In the realm of ViTs, there are two fundamental self-supervised learning techniques: Contrastive Learning (CL) and Masked Image Modeling (MIM).

CL is a widely-used self-supervised learning method that works by pulling the embeddings (representations in a high-dimensional space) of various transformations (variations, such as a rotated version) of the same image closer together, and pushing those from images of different classes apart. MIM, on the other hand, has more recently risen to prominence, particularly with ViTs. MIM functions by masking random patches in the input image and subsequently reconstructing the missing pixels, as shown in the image below.

The paper "What Do Self-Supervised Vision Transformers Learn?" https://arxiv.org/abs/2305.00729 by Park et al. studies CL and MIM trained transformers in detail and finds:

1. As expected, CL primarily captures global patterns, whereas MIM does not.
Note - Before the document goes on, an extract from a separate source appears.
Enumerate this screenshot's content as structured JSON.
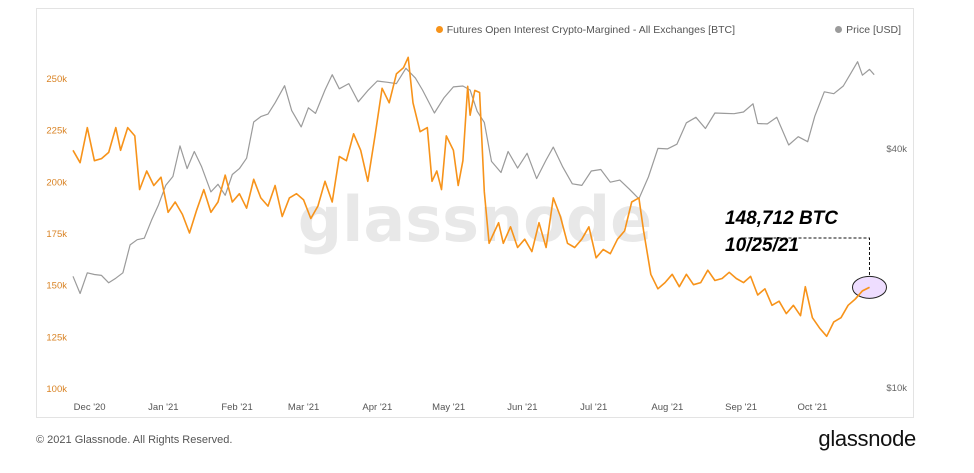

CL is also more shape-oriented while MIM is more texture-oriented.

2. CL plays a significant role in the later layers of the ViTs architecture, training self-attentions to capture longer-range global patterns, such as the shape of an object. However, it also leads to reduced diversity of representations, thereby worsening scalability and dense prediction performance.

3. MIM utilizes high-frequency signals of the representations and mainly focuses on the early layers of the ViTs.

The paper argues that CL and MIM can complement each other and that even the simplest harmonization can help leverage the advantages of both methods.